The same environment, with obstacles drawn as vertically extruded prisms
In addition to being placed statically at mesh generation time,
obstacles shapes can also be placed and moved completely dynamically at runtime.
In this case these are refered to as 'dynamic obstacles'.
The API provides sophisticated mechanisms for working with dynamic obstacles, with 'obstacle sets' for grouping obstacles, and 'collision contexts' controlling how these obstacles then apply to individual collision or pathfinding queries.
Dynamic obstacles can be used to manage changing states of the world, such as doors that open and close, but can also be used to represent the fact that some obstacles just do not apply to some agents, or to represent an agent's knowledge or beliefs about the world.
If a pathfinding agent is not aware of a blockage behind a wall
(or the state of a door on the other side of a map or whatever)
then this can be represented by excluding the corresponding obstacle from a collision context stored with that agent.
Pathfinding and collision queries against this collision context are then consistent with the agents knowledge of the world.
Agents can effectively 'communicate' knowledge about obstructions in the world in terms of operations on collision contexts.

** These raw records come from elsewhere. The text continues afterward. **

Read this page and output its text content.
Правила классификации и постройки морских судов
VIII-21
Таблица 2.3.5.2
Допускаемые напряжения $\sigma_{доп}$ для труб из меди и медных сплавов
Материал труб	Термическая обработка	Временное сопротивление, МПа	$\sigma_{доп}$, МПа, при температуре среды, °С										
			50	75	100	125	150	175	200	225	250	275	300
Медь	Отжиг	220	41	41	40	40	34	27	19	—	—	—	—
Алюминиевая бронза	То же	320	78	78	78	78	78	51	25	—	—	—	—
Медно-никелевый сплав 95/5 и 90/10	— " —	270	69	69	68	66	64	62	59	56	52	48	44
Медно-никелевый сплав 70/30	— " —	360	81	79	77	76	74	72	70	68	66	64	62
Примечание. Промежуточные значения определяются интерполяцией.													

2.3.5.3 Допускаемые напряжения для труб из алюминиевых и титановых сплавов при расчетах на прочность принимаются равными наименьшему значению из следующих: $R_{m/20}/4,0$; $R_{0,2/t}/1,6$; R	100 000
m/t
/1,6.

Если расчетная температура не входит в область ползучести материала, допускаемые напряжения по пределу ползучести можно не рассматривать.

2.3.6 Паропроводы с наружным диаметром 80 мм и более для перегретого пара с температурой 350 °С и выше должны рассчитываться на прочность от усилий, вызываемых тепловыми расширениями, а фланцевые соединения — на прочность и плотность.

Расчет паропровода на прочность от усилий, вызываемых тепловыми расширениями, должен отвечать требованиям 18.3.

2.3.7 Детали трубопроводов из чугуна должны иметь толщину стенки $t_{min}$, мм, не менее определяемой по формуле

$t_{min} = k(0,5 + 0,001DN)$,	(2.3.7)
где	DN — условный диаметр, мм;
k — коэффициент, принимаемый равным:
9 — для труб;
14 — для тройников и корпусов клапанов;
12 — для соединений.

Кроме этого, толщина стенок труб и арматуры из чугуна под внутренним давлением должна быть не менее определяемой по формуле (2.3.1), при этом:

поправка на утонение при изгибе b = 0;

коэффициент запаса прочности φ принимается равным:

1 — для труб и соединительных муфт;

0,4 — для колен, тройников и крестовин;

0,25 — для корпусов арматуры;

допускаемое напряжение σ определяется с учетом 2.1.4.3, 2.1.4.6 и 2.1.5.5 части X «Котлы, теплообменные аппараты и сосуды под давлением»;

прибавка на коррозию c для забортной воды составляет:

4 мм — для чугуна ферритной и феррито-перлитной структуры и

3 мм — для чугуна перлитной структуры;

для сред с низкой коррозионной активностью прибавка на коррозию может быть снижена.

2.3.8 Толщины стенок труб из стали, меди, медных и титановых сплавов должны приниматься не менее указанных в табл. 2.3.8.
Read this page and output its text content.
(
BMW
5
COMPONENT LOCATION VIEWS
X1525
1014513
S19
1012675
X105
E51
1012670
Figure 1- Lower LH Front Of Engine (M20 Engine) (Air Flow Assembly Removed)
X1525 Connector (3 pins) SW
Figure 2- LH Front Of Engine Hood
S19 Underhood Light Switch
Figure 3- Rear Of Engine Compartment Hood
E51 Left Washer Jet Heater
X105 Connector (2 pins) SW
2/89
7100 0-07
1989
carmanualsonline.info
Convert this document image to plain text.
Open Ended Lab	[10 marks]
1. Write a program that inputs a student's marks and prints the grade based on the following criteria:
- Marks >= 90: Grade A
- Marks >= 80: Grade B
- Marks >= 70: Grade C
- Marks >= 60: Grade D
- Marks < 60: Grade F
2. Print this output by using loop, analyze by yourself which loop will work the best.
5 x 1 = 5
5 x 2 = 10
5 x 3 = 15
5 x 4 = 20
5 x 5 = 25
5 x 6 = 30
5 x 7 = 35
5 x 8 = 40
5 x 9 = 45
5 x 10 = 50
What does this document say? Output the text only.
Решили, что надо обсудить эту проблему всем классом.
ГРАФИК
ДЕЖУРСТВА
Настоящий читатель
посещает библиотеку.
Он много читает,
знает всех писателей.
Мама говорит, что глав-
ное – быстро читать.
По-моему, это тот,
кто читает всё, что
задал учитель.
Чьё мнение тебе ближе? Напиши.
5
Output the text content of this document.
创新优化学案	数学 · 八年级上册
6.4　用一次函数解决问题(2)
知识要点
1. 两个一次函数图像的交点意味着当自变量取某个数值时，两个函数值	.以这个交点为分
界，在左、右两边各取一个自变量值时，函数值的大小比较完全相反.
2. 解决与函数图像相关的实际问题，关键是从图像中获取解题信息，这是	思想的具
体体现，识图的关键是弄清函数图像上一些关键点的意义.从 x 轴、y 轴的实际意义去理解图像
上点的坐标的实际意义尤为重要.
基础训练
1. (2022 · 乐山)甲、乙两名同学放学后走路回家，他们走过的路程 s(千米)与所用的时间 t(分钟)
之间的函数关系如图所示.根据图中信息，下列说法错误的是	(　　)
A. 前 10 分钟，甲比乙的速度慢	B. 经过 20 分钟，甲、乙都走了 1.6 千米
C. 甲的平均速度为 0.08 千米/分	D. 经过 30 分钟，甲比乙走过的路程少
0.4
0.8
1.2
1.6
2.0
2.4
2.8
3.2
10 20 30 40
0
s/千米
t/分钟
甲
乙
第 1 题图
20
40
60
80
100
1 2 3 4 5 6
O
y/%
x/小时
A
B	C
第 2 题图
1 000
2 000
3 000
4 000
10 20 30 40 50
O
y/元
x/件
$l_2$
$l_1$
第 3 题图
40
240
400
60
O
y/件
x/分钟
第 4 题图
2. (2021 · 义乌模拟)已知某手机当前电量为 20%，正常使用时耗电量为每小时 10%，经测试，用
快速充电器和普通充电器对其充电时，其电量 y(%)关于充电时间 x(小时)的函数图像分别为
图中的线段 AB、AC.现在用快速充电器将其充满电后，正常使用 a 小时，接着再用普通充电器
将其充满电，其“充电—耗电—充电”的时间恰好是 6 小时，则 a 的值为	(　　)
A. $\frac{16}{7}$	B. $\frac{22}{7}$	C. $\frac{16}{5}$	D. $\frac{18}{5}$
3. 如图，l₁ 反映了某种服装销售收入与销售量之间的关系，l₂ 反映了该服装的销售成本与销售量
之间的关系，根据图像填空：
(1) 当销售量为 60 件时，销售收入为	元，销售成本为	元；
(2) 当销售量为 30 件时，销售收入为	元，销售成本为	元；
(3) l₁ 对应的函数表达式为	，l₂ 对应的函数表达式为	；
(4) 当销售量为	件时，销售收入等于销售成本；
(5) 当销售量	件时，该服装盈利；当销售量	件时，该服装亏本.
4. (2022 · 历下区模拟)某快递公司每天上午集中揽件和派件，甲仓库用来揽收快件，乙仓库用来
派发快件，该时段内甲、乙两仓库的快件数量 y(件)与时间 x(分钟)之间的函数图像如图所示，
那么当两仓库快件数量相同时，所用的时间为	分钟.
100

Or perhaps low tables should be treated as obstacles for certain kinds of agents,
whereas others are able to clamber over these tables and so effectively pass them
without being obstructed.
This kind of situation can be handled by assigned different contexts to different categories of agents, with one context including the low tables, and the other not.
Collision and pathfinding queries then behave consistently with each agent's ability for movement through the world.
PathEngine includes support for projecting 3D mesh geometry to ground shapes, based on a specified agent height.